The best way to write this as a readable debuggable regex is to use a Python "raw" string r"like this"
which allows backslashes without escaping, and furthermore to triple-quote it, which lets you to use both '
and "
inside it without escaping. And since triple-quoted strings allow multi-line expressions, you could even compile in VERBOSE
mode, allowing whitespace and comments. Debuggability of your subsequent matching/extraction code is also improved if you use the (?P<...>)
named-group syntax in your regex—groups will then be accessible by meaningful names, in the match object's groupdict()

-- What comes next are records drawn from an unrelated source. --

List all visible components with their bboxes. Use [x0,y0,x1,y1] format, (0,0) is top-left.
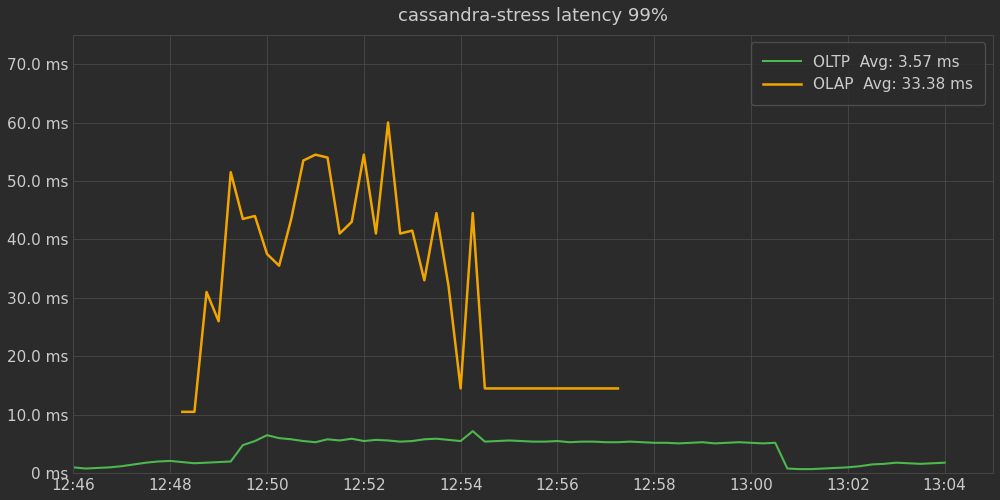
OLAP  Avg: 33.38 ms: (14.5, 33): 33.38 ms: (14.5, 33) [418,278,430,283]
OLTP  Avg: 3.57 ms: (0, 1): 3.57 ms: (0, 1) [67,464,79,470]
OLAP  Avg: 33.38 ms: (14, 41.5): 33.38 ms: (14, 41.5) [406,228,418,234]
OLAP  Avg: 33.38 ms: (22, 14.5): 33.38 ms: (22, 14.5) [600,386,612,392]
OLAP  Avg: 33.38 ms: (5.5, 31): 33.38 ms: (5.5, 31) [201,289,213,295]
OLAP  Avg: 33.38 ms: (7.5, 44): 33.38 ms: (7.5, 44) [249,213,261,219]
OLAP  Avg: 33.38 ms: (9.5, 53.5): 33.38 ms: (9.5, 53.5) [297,158,309,164]
OLTP  Avg: 3.57 ms: (18.5, 5.5): 3.57 ms: (18.5, 5.5) [515,438,527,444]
OLTP  Avg: 3.57 ms: (31, 0.8): 3.57 ms: (31, 0.8) [818,466,830,471]
OLAP  Avg: 33.38 ms: (15, 44.5): 33.38 ms: (15, 44.5) [430,210,442,216]
OLAP  Avg: 33.38 ms: (4.5, 10.5): 33.38 ms: (4.5, 10.5) [176,409,188,415]
OLAP  Avg: 33.38 ms: (20, 14.5): 33.38 ms: (20, 14.5) [551,386,563,392]
OLAP  Avg: 33.38 ms: (11, 41): 33.38 ms: (11, 41) [334,230,346,236]
Title: cassandra-stress latency 99%: cassandra-stress latency 99% [398,7,668,25]
OLAP  Avg: 33.38 ms: (11.5, 43): 33.38 ms: (11.5, 43) [346,219,358,225]
OLAP  Avg: 33.38 ms: (18.5, 14.5): 33.38 ms: (18.5, 14.5) [515,386,527,392]
OLAP  Avg: 33.38 ms: (12.5, 41): 33.38 ms: (12.5, 41) [370,230,382,236]
OLAP  Avg: 33.38 ms: (9, 43.5): 33.38 ms: (9, 43.5) [285,216,297,222]
OLTP  Avg: 3.57 ms: (16.5, 7.2): 3.57 ms: (16.5, 7.2) [467,428,479,434]
OLAP  Avg: 33.38 ms: (17, 14.5): 33.38 ms: (17, 14.5) [479,386,491,392]
OLAP  Avg: 33.38 ms: (13, 60): 33.38 ms: (13, 60) [382,120,394,126]
OLAP  Avg: 33.38 ms: (6.5, 51.5): 33.38 ms: (6.5, 51.5) [225,169,237,175]
OLAP  Avg: 33.38 ms: (13.5, 41): 33.38 ms: (13.5, 41) [394,230,406,236]
OLAP  Avg: 33.38 ms: (19, 14.5): 33.38 ms: (19, 14.5) [527,386,539,392]
OLAP  Avg: 33.38 ms: (10, 54.5): 33.38 ms: (10, 54.5) [309,152,321,158]
OLAP  Avg: 33.38 ms: (8.5, 35.5): 33.38 ms: (8.5, 35.5) [273,262,285,268]
OLAP  Avg: 33.38 ms: (16.5, 44.5): 33.38 ms: (16.5, 44.5) [467,210,479,216]
OLAP  Avg: 33.38 ms: (20.5, 14.5): 33.38 ms: (20.5, 14.5) [564,386,576,392]
Line: OLAP  Avg: 33.38 ms: OLAP Avg: 33.38 ms [182,122,618,412]
OLAP  Avg: 33.38 ms: (18, 14.5): 33.38 ms: (18, 14.5) [503,386,515,392]
OLTP  Avg: 3.57 ms: (12, 5.5): 3.57 ms: (12, 5.5) [358,438,370,444]
OLTP  Avg: 3.57 ms: (8, 6.5): 3.57 ms: (8, 6.5) [261,432,273,438]
Legend: OLTP  Avg: 3.57 ms, OLAP  Avg: 33.38 ms: OLTP Avg: 3.57 ms, OLAP Avg: 33.38 ms [751,42,985,104]
OLAP  Avg: 33.38 ms: (5, 10.5): 33.38 ms: (5, 10.5) [188,409,200,415]
OLAP  Avg: 33.38 ms: (6, 26): 33.38 ms: (6, 26) [213,318,225,324]
OLTP  Avg: 3.57 ms: (36, 1.8): 3.57 ms: (36, 1.8) [939,460,951,466]
OLAP  Avg: 33.38 ms: (21, 14.5): 33.38 ms: (21, 14.5) [576,386,588,392]
OLAP  Avg: 33.38 ms: (12, 54.5): 33.38 ms: (12, 54.5) [358,152,370,158]
OLAP  Avg: 33.38 ms: (7, 43.5): 33.38 ms: (7, 43.5) [237,216,249,222]
OLAP  Avg: 33.38 ms: (21.5, 14.5): 33.38 ms: (21.5, 14.5) [588,386,600,392]
OLTP  Avg: 3.57 ms: (30, 0.7): 3.57 ms: (30, 0.7) [793,466,805,472]
OLAP  Avg: 33.38 ms: (16, 14.5): 33.38 ms: (16, 14.5) [455,386,467,392]
OLAP  Avg: 33.38 ms: (10.5, 54): 33.38 ms: (10.5, 54) [322,154,334,160]
OLAP  Avg: 33.38 ms: (8, 37.5): 33.38 ms: (8, 37.5) [261,251,273,257]
OLAP  Avg: 33.38 ms: (22.5, 14.5): 33.38 ms: (22.5, 14.5) [612,386,624,392]
Line: OLTP  Avg: 3.57 ms: OLTP Avg: 3.57 ms [73,431,945,469]
OLAP  Avg: 33.38 ms: (19.5, 14.5): 33.38 ms: (19.5, 14.5) [539,386,551,392]
OLTP  Avg: 3.57 ms: (32, 1): 3.57 ms: (32, 1) [842,464,854,470]
OLAP  Avg: 33.38 ms: (15.5, 32): 33.38 ms: (15.5, 32) [443,283,455,289]
OLAP  Avg: 33.38 ms: (17.5, 14.5): 33.38 ms: (17.5, 14.5) [491,386,503,392]
OLTP  Avg: 3.57 ms: (33.5, 1.6): 3.57 ms: (33.5, 1.6) [878,461,890,467]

output. Taken all together, that gives us:
PATTERNS = [ # a list of alternative acceptable formats
re.compile( r"""
^\s* # beginning of string (optional whitespace)
(?P<degrees>\d+)[\s] # integer number of degrees (NB: might be desirable to insert the degree symbol into the square brackets here, to allow that as a possibility?)
(?P<minutes>\d+)' # integer number of minutes
(?P<seconds>\d+(\.\d*)?)" # seconds, with optional decimal point and decimal places
(?P<axis>[NE]?) # optional 'N' or 'E' character (remove '?' to make it compulsory)
\s*$ # end of string (optional whitespace)
""", re.VERBOSE ),
re.compile( r"""
^\s* # beginning of string (optional whitespace)
(?P<degrees>\d+)[\s] # integer number of degrees (NB: might be desirable to insert the degree symbol into the square brackets here, to allow that as a possibility?)
(?P<minutes>\d+(\.\d*)?) # minutes, with optional decimal point and decimal places
(?P<axis>[NE]?) # optional 'N' or 'E' character (remove this line if this is never appropriate in this format)
\s*$ # end of string (optional whitespace)
""", re.VERBOSE ),
]